I want to explicitly understand the $\mathbb{Z}$-module I constructed as $M = \mathbb{Z}^4/\mathrm{im}(A)$, where $A\colon \mathbb{Z}^6 \to \mathbb{Z}^4$ is represented by the matrix $$ A = \begin{pmatrix} 1 & -1 & 0 & 1 & 0 & 0 \\ 1 & 0 & -1 & 0 & 1 & 0 \\ 0 & 1 & -1 & 0 & 0 & 1 \\ 0 & 0 & 0 & 1 & -1 & 1 \end{pmatrix} .$$
In order to do so, I have computed the Smith Normal Form of A as $$PAQ = \begin{pmatrix} 1 & 0 & 0 & 0 & 0 & 0 \\ 0 & 1 & 0 & 0 & 0 & 0 \\ 0 & 0 & 1 & 0 & 0 & 0 \\ 0 & 0 & 0 & 0 & 0 & 0 \end{pmatrix} ,$$ where $$ P = \begin{pmatrix} 0 & 1 & 0 & 0 \\ 0 & 0 & 1 & 0 \\ 0 & 0 & 0 & 1 \\ -1 & 1 & -1 & 1 \end{pmatrix} \text{ and } Q = \begin{pmatrix} 1 & 0 & 0 & 0 & 1 & -1 \\ 0 & 1 & 0 & -1 & 0 & -1 \\ 0 & 0 & 0 & 0 & 0 & -1 \\ 0 & 0 & 1 & -1 & -1 & 0 \\ 0 & 0 & 0 & 0 & -1 & 0 \\ 0 & 0 & 0 & 1 & 0 & 0 \end{pmatrix} $$
As I understand it, this tells me that the image of $A$ is isomorphic to $\mathbb{Z}^3 \oplus \{0\}$, and so $M \cong \mathbb{Z}$. However, knowing this in the abstract isn’t enough for my purposes, I need to explicitly know the map $\mathbb{Z}^4 \to M \to \mathbb{Z}$, where the first arrow is the projection $v \mapsto v + \mathrm{im}(A)$ and the second is an isomorphism. I suspect that this map can be constructed somehow via the matrix $P$, but I must admit I don’t understand the Smith Normal Form well enough to see how.
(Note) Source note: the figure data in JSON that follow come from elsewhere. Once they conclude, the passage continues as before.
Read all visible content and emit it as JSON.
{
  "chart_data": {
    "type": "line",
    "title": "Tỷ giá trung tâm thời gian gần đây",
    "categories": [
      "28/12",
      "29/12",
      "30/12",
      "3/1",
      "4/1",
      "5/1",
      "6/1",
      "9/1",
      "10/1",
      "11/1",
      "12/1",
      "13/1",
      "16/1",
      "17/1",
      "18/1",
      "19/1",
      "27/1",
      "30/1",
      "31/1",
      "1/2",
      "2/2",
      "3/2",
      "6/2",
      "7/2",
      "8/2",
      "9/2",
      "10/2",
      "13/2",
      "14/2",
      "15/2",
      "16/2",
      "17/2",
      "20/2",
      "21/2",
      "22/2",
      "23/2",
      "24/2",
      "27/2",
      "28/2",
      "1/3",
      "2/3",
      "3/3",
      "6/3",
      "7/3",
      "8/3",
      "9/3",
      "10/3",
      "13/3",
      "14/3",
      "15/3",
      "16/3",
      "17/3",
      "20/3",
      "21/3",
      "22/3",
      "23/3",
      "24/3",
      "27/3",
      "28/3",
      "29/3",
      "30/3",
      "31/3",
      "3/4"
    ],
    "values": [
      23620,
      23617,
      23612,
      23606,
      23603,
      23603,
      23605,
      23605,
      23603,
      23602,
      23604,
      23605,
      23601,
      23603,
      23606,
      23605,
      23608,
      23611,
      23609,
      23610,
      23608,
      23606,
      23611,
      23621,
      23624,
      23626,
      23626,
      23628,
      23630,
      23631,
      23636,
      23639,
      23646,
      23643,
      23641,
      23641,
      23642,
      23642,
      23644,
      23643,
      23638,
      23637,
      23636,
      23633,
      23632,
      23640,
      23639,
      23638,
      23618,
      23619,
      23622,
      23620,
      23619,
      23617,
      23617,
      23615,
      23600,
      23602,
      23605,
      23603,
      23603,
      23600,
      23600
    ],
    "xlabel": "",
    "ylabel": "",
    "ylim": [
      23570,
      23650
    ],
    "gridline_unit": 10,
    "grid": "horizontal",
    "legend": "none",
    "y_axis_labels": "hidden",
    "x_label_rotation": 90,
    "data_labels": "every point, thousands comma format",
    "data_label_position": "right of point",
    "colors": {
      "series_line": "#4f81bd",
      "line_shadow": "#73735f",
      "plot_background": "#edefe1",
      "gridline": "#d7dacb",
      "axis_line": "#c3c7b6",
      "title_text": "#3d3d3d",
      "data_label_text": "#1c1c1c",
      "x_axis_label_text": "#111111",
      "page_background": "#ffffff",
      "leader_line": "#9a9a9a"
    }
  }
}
Ended up being able to work out the answer myself:
Since $Q$ is a change of basis matrix of $\mathbb{Z}^6$, we have $\mathrm{im}(A) = \mathrm{im}(AQ)$, which is the column space of $$ AQ = \begin{pmatrix} 1 & -1 & 1 & 0 & 0 & 0 \\ 1 & 0 & 0 & 0 & 0 & 0 \\ 0 & 1 & 0 & 0 & 0 & 0 \\ 0 & 0 & 1 & 0 & 0 & 0 \end{pmatrix}, $$ i.e. $\left\{\begin{pmatrix} a-b+c & a & b & c \end{pmatrix}^T\ \middle|\ a,b,c \in \mathbb{Z}\right\}$.
Set $f_1, \dots, f_4$ to be the columns of $$ P^{-1} = \begin{pmatrix} 1 &-1 & 1 &-1 \\ 1 & 0 & 0 & 0 \\ 0 & 1 & 0 & 0 \\ 0 & 0 & 1 & 0 \end{pmatrix}. $$ Then we see that $\mathbb{Z}^4 / \mathrm{im}(A) = \frac{\mathbb{Z} f_1 \oplus \mathbb{Z} f_2 \oplus \mathbb{Z} f_3 \oplus \mathbb{Z} f_4}{\mathbb{Z} f_1 \oplus \mathbb{Z} f_2 \oplus \mathbb{Z} f_3} \cong \mathbb{Z} f_4$. The canonical dual basis $\{\phi^i\}$ of the $f_i$ is given by (left-multiplication with) the rows of $P$. In particular, the map $\phi^4 \colon \mathbb{Z}^4 \to \mathbb{Z}$ given by $\begin{pmatrix} a & b & c & d \end{pmatrix}^T \mapsto (-a+b-c+d)$ induces the desired isomorphism $\mathcal{M} \to \mathbb{Z}$.